BlackBerry’s mobile messaging network is back in action after a four-day global outage, but a massive backlog of emails and text messages will translate into service slow-downs, reports the Guardian
BlackBerry owner Research in Motion (RIM) is apparently protected from compensation claims by its millions of customers.
The small print in customer contracts protects RIM from claims in the event of an outage, according to the newspaper.

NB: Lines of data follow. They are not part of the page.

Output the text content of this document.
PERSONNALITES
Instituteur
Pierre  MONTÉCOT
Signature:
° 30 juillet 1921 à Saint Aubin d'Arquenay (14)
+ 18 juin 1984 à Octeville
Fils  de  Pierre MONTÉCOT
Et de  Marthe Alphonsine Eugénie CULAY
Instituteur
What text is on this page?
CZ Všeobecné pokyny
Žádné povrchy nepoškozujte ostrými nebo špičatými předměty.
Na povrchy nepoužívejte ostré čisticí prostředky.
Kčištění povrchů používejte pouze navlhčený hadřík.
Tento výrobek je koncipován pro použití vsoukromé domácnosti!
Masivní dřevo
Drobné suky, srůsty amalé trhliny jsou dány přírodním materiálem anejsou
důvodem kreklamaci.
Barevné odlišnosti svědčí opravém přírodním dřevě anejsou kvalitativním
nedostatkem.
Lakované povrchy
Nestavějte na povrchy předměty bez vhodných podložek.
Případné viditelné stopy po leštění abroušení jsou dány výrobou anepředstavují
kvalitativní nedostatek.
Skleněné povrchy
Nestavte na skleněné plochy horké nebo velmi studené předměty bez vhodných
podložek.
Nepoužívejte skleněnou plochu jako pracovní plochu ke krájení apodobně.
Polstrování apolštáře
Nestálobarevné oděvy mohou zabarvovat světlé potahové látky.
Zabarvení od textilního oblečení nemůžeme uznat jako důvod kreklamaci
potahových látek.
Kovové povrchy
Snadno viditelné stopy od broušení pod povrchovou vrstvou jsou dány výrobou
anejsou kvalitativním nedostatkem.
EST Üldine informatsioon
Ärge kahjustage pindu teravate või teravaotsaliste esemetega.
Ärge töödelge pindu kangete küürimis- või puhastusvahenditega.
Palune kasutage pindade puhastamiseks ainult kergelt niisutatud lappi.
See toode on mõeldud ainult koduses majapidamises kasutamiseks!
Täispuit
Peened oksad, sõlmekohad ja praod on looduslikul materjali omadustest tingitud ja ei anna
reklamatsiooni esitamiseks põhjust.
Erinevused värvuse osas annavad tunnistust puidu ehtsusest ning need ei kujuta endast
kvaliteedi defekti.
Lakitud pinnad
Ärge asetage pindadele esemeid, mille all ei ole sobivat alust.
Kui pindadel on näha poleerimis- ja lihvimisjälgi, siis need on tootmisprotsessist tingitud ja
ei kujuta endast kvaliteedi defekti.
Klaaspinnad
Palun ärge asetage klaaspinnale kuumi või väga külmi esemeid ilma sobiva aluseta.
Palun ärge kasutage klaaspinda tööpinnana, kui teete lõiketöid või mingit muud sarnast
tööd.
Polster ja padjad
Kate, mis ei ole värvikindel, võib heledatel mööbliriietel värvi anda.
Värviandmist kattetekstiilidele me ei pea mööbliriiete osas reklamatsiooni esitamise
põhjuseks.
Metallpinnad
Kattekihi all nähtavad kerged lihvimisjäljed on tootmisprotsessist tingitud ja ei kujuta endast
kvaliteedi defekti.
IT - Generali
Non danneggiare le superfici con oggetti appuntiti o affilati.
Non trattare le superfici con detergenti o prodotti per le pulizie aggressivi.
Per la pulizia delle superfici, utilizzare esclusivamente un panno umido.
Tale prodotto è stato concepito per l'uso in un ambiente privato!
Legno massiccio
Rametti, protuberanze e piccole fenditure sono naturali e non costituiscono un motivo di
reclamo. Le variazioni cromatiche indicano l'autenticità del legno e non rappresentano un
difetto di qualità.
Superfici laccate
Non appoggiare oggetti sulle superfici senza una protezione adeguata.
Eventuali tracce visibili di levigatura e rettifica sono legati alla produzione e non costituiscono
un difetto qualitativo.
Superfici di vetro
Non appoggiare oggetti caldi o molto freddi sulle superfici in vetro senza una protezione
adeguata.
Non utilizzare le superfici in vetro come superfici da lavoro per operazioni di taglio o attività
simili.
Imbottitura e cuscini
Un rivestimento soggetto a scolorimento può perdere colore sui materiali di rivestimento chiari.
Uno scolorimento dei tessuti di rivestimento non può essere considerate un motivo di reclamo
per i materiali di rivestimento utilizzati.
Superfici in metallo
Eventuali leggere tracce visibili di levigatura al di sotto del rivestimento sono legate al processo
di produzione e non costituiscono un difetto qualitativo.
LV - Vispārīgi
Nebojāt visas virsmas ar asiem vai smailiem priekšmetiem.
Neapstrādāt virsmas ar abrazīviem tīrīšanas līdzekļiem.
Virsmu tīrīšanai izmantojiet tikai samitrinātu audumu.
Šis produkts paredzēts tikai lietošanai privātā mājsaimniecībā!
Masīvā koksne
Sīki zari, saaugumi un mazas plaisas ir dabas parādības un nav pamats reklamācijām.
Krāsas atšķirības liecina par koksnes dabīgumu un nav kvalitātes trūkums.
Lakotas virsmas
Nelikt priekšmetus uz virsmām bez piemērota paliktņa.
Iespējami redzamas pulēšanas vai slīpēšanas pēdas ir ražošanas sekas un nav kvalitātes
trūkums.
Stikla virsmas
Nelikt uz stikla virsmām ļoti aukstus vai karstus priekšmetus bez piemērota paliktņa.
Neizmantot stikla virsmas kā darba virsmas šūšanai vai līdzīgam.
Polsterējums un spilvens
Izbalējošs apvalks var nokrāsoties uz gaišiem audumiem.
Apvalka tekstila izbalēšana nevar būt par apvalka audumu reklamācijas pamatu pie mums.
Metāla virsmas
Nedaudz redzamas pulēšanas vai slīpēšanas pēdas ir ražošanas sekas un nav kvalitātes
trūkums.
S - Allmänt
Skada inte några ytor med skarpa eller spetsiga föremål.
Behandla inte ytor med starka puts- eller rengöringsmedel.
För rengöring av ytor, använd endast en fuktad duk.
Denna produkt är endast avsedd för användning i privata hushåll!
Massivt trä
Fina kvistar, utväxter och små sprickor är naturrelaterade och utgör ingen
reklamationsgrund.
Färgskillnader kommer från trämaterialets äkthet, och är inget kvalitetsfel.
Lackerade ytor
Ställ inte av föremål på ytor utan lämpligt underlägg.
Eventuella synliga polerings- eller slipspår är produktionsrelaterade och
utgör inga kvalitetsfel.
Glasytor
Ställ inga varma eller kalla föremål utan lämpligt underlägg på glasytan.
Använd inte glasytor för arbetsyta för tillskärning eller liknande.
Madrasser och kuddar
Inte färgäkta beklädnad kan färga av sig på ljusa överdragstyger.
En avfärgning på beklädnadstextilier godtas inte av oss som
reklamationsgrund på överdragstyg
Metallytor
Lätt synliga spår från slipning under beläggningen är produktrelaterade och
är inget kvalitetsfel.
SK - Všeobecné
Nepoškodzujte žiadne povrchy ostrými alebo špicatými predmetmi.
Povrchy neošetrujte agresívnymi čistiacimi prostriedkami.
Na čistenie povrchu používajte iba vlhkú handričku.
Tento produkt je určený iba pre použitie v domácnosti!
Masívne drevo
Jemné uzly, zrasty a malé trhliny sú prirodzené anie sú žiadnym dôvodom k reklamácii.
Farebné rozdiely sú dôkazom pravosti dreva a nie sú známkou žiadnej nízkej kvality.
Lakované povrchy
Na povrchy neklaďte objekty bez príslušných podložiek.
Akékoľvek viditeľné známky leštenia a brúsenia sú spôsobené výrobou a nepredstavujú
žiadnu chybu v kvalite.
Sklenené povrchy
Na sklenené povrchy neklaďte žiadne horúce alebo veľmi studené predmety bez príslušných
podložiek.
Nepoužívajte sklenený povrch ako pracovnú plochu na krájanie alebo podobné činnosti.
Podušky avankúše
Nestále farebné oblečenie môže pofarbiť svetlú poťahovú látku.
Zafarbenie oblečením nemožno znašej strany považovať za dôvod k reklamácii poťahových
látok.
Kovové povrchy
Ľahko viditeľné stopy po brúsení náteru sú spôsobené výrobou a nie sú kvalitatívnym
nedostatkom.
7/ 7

It remains unclear, though, if RIM’s corporate clients have any legal recourse, and UK telecoms are looking into possible claims. RIM co-chief executive Jim Balsillie downplayed the possibility. "The one thing you have to understand about these carriers is that people understand the complexity of these systems, and when something like this happens, everybody pulls together because it's all about serving the customers,” he said.
RIM's chief executive and founder, Mike Lazaridis, said Thursday during a press conference that he would like to "personally apologize to all BlackBerry customers we have let down.” But if there are actionable claims, resolving them could cost the company as much as $100 million, one analyst told the Guardian.
Lazaridis reassured customers that none of the correspondence they sent during the outage would be lost. He also described how a system upgrade at a RIM facility in Britain triggered a “ripple effect” that spread worldwide.
"It caused outages and delays for some customers in Europe, the Middle East, Africa, India, Brazil, Chile and Argentina,” he said. “This caused a cascade failure in our system."